Honeymoons es un film realista y muy pegado a la actualidad, de Europa y de los ciudadanos que la componen. Es una película pequeña, pero a la vez necesaria para comprender la realidad de esta parte del continente, hace unos años tan desafortunadamente de moda en los medios de comunicación, y que hoy parece olvidada por todos. Mediante relaciones familiares, asistiendo a dos bodas -una en cada lado, parece que el cine de los Balcanes no logra desprenderse del cliché de este escenario-, a sus tradiciones y a la vida en directo de los cuatro protagonistas, comprendemos mejor la situación de estos pueblos que, en pleno siglo XXI, continúan viviendo con los mismos parámetros que hace cincuenta años.

Una mirada desde la tolerancia a la xenofobia todavía presente y difícil de erradicar, la marginación de las zonas rurales  y de las minorías étnicas, a las costumbres anquilosadas que pesan como una losa a la hora de avanzar hacia una sociedad moderna, multicultural y democrática. El guión nos va ofreciendo el detallado panorama, rabiosamente actual, a lo que ayudan las interpretaciones y la espontaneidad que se respira a lo largo de la película, factores todos que añaden un  plus de dignidad al producto. Por otro lado,  en su aspecto formal, y a pesar del interés de la temática, hay serias lagunas que hacen que no termine de ser del todo redonda. Y es que si bien la historia de la pareja serbia sale airosa, la albanesa deja, desde mi punto de vista, bastante que desear. En primer lugar porque hasta bien entrados en materia no sabemos exactamente qué tipo de relación mantienen, y deducimos casi a mitad película que se trata de unos cuñados enamorados (él sí, seguro; ella, todavía tengo la duda) fruto de los deseos comunes y de que el prometido desapareció cuando trataba de llegar a Italia en una patera. Como consecuencia se nota una falta de empatía notable en este cincuenta por ciento para con el espectador, con quien no llegan a conectar en ningún momento, sobre todo ella, exageradamente sumisa, de quien tenemos que imaginar sus contradicciones y sentimientos, que siguen sin quedarnos claros cuando se sale del cine.
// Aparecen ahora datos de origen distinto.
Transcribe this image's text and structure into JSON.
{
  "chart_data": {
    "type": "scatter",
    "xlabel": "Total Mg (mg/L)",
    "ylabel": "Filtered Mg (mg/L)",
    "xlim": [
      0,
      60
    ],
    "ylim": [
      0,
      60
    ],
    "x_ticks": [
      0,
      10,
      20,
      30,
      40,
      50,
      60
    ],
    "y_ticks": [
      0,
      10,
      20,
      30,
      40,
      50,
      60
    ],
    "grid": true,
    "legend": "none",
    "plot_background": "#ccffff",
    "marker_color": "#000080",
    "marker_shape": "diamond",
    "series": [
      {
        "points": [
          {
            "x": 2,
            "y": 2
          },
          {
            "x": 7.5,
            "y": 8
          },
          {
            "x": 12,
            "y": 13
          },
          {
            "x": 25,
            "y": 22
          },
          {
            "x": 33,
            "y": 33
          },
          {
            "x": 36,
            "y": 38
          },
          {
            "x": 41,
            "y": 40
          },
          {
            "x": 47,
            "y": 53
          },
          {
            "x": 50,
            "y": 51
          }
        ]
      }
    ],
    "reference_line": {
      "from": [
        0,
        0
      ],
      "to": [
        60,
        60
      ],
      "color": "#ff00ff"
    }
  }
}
Por otro lado, no tenemos final, es un film inconcluso, que se corta de repente y suponemos, al menos yo, que los protagonistas no logran su objetivo. Algo así como ofrecerte un sabroso menú y dejarte sin postre porque el chiringuito se cierra llegada la hora. Una pena, porque pudiendo haber sido un film excelente se queda en bienintencionado y, por supuesto, valiente. Con todo, interesante a la hora de conocer la realidad que nos rodea, esa que pocas veces se presenta ante el mundo pero existe, guste o no a quienes pretenden el sueño europeo cerrando los ojos y las fronteras a la parte menos próspera de su territorio. Ganadora de la Espiga de Oro en la pasada edición de la Semana Internacional de Cine de Valladolid, afortunadamente, aunque de puntillas, pasa esta semana por alguna de nuestras salas de cine. Prueba de ello es la imposibilidad de encontrar, a pesar de haberse estrenado, un trailer en nuestro idioma.